Your Business on Divorce/Dissolution
While the breakdown of a marriage is complicated enough, when your co-founders of a business it gets even trickier. Here’s what to consider…
On the breakdown of a relationship, any business owned jointly, solely or contains an interest, will need to be valued and perhaps, need to be restructured to effect any settlement.
Settlements now centre on contributions to the business and homemaking during the marriage or civil partnership, with both regarded as of equal merit. It is important to understand the nature of your business and how it operates. Full and frank financial disclosure is required including examination of up to five sets of audited accounts and up to date management accounts, if they exist.
Since the landmark decision of White v White (2000), where there are more than sufficient assets to meet the needs of the parties, as a starting point the court must consider a 50:50 division as a measure of equity. Mrs White was granted a 40% share of the couple’s family business, necessitating sale of the business to meet her settlement.
Factors to consider in respect of the business
- Who started the business?
- Was it started before or during the marriage/civil partnership?
- What involvement and contribution has the other party made both historically and does this continue?
- Are there other business partner/shareholders outside the family involved?
- Is it asset/machinery driven or is it service sector?
- Is there a market for the sale of the business or shares?
- Can money be raised from the company?
- Are there shareholder agreements or restrictions on selling shares?
- What is the determinable maintainable profit?
- What is the equity/debt weighting of the business?
- Is there an appropriate price/earnings ratio?
- What is the SWOT analysis for the business?
- Has there been any family business succession planning – are any children to be involved in the business?

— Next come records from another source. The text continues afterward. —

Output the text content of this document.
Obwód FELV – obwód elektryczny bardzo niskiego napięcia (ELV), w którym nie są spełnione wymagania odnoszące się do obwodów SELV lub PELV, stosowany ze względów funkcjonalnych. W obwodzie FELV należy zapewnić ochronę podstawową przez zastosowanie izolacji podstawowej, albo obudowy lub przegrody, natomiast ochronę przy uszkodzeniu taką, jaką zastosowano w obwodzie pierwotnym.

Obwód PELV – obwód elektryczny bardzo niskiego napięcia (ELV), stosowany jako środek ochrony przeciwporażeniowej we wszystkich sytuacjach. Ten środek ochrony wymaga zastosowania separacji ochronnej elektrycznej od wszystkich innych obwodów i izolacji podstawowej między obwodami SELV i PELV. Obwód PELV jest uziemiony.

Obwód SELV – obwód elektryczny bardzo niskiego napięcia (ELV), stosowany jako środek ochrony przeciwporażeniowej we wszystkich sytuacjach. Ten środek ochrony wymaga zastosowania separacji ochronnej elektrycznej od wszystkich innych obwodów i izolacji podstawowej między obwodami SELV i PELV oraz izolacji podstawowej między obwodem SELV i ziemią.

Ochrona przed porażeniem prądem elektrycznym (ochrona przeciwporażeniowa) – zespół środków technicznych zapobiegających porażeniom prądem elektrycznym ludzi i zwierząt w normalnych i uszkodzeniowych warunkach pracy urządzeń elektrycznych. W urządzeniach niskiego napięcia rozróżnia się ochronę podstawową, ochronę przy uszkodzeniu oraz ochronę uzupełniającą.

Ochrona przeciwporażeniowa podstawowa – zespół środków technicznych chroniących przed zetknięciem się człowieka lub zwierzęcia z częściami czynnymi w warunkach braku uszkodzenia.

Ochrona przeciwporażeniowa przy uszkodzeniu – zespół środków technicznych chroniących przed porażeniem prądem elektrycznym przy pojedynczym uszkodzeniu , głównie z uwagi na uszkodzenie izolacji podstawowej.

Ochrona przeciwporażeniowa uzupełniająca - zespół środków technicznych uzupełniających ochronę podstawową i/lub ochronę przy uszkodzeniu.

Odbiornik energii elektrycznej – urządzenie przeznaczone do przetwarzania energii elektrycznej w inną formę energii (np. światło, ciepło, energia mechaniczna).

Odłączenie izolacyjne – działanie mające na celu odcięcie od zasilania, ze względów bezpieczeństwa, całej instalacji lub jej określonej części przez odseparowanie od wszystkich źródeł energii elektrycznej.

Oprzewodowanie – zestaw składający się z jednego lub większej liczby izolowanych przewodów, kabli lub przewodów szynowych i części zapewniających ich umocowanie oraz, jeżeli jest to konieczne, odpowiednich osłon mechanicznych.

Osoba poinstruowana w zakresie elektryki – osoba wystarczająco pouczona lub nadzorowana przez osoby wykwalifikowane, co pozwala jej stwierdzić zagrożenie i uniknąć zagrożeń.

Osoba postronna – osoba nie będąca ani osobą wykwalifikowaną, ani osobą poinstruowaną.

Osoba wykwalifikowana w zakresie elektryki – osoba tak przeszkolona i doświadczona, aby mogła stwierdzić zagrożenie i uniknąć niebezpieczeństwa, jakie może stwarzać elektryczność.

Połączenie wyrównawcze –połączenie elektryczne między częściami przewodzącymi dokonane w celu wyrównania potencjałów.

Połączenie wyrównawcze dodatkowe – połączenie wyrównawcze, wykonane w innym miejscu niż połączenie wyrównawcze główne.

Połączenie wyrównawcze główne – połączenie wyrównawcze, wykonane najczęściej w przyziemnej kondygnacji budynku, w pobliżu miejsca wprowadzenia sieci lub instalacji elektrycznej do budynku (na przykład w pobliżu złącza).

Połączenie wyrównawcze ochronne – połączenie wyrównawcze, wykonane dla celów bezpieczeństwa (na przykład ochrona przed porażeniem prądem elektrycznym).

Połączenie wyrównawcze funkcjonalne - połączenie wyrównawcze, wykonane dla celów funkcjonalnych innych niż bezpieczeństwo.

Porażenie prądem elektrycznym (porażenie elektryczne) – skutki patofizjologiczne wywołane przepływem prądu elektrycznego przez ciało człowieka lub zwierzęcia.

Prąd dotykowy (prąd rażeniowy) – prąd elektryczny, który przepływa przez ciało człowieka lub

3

The court has a thorny task in allocating assets so that both parties can lead separate lives. The court will review each party’s involvement in the business. Any direct participation is likely to lead to a stronger claim. Only in exceptional cases will the business be sold and this is particularly unlikely where the business is the prominent source of income for the family.
Where the business is not sold, the court will balance the reasonable requirements and contributions of the parties. Any liquidity will be assessed against the immediate access to other assets. Moreover, the effect of any extraction of liquid assets from the company will need to be analysed against its ability to effectively operate in the future.
Questions to be posed include:
- Can any assets e.g. land, property or bank balances be transferred to the other party without damaging the business?
- Can the other party be compensated with a greater proportion of the joint home, savings or investments?
- Can a lump sum be paid over a period of time?
- Can a proportion of the net proceeds of sale be made in future?
- Can any healthy income stream generated support the children?
- Are ongoing maintenance payments possible, and if the business is sold in future, is there an option to capitalise maintenance at that stage?
It is necessary to seek a realistic and pragmatic business solution even if it does not result in a clean break (A v A (2004)). This is particularly prevalent where there is wide latitude in valuation of the business and the ability to raise funds without unjustifiably endangering the business (D v D and B Ltd (2007)). In the recent case of H v H (2008), it was held that periodical payments via an income stream from the business resulted in less disruption to the business than a division of its assets.
While each case will depend on its own facts, it is prudent to seek legal advice at the earliest convenience. Protecting the business assets is the primary concern for the business owner who is sadly going through a relationship breakdown.
This publication is a general summary of the law. It should not replace legal advice personalised to your particular circumstances and needs.